In the study published in JAIDS, Anton and colleagues shared results from a very small pilot study conducted with 24 men who have sex with men: 16 who were HIV-positive and 8 who were HIV-negative. All reported recent crystal meth use (and this was confirmed with a urine toxicology test which detected use in the past 3 days).
The researchers collected samples of participants’ blood and rectal secretions. In the blood and rectal secretion specimens, the researchers measured markers of inflammation (or “cytokines”): interleukin (IL)-1B, interferon-y, macrophage inflammatory protein, peripheral blood T-cell activation, and more.
The researchers found evidence of inflammation in the rectal mucosa of people who recently used meth. In both HIV-negative and HIV-positive men, meth use was associated with increase mucosal inflammatory cytokine production.
“Because meth is a stimulant, we hypothesized that it would increase the activity of something pivotal in the HIV infection pathway,” said Anton. “And because 70% of the body’s immune cells are in the gastrointestinal tract, we decided to look for evidence of increased cytokine production there.”
Cytokines are responsible for “ramping up” the activity of immune system cells that HIV targets. If meth use activates cytokine production in the rectal mucosa, it would mean that HIV would be more easily able to establish infection if there were an exposure.
Increased cytokine production in the gut may also explain why people living with HIV who use meth have a more difficult time keeping their viral load suppressed. Cytokines facilitate the lateral spread of HIV from one cell to another, especially in the gut, where HIV-susceptible cells are tightly packed next to each other (versus in the blood, where they float more sparsely).
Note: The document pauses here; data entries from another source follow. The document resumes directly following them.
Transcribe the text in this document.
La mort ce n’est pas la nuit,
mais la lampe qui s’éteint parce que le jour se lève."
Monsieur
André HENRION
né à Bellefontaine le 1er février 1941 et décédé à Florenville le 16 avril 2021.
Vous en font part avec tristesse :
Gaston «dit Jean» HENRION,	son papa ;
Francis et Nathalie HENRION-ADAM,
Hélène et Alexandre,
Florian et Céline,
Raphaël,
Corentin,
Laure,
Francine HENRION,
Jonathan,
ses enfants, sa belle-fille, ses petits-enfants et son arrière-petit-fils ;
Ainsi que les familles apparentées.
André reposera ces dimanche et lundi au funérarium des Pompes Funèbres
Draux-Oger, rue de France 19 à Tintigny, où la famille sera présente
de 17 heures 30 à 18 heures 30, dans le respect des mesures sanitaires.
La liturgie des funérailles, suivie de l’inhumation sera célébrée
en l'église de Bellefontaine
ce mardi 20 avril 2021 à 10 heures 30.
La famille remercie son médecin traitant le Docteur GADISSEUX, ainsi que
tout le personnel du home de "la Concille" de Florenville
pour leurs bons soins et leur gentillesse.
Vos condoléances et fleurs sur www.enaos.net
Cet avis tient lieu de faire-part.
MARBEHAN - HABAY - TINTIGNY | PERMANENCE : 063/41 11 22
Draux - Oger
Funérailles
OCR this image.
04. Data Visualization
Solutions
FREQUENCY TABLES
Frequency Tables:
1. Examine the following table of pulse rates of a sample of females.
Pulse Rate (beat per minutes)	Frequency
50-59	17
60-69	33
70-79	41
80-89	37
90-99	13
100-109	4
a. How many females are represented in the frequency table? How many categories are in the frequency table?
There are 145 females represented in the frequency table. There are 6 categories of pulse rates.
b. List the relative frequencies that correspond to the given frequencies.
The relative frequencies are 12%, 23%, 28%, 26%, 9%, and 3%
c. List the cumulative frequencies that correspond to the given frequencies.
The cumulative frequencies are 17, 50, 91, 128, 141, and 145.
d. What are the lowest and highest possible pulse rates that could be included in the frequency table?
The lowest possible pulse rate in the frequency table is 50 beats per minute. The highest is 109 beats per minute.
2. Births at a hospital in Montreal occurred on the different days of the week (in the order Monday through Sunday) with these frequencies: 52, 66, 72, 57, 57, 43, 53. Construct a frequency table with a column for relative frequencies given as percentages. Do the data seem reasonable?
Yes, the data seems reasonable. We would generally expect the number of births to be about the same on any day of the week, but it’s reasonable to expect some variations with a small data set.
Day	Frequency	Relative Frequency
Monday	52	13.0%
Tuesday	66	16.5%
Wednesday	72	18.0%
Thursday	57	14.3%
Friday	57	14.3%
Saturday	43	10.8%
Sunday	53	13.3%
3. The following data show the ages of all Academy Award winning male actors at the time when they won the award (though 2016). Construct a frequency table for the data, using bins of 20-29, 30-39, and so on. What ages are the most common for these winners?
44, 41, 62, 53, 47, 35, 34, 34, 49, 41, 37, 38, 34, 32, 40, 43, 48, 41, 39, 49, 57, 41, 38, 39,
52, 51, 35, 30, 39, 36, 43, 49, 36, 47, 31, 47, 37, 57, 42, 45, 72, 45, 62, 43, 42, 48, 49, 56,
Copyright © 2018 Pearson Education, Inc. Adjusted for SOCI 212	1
Further research is needed to verify and expand upon these findings, said Anton. The purpose of this study was not to stop people from using meth, he said, but to help people know the effects that meth might have on their health. Long-term, he said research might lead to a biomedical intervention that people who use meth could use, in conjunction with behavioral interventions, to mitigate the impact of meth on their HIV risk and health.
By Emily Land
Fulcher, J.A., and colleagues. Brief Report: Recent Methamphetamine Use Is Associated With Increased Rectal Mucosal Inflammatory Cytokines, Regardless of HIV-1 Serostatus. JAIDS, May, 2018.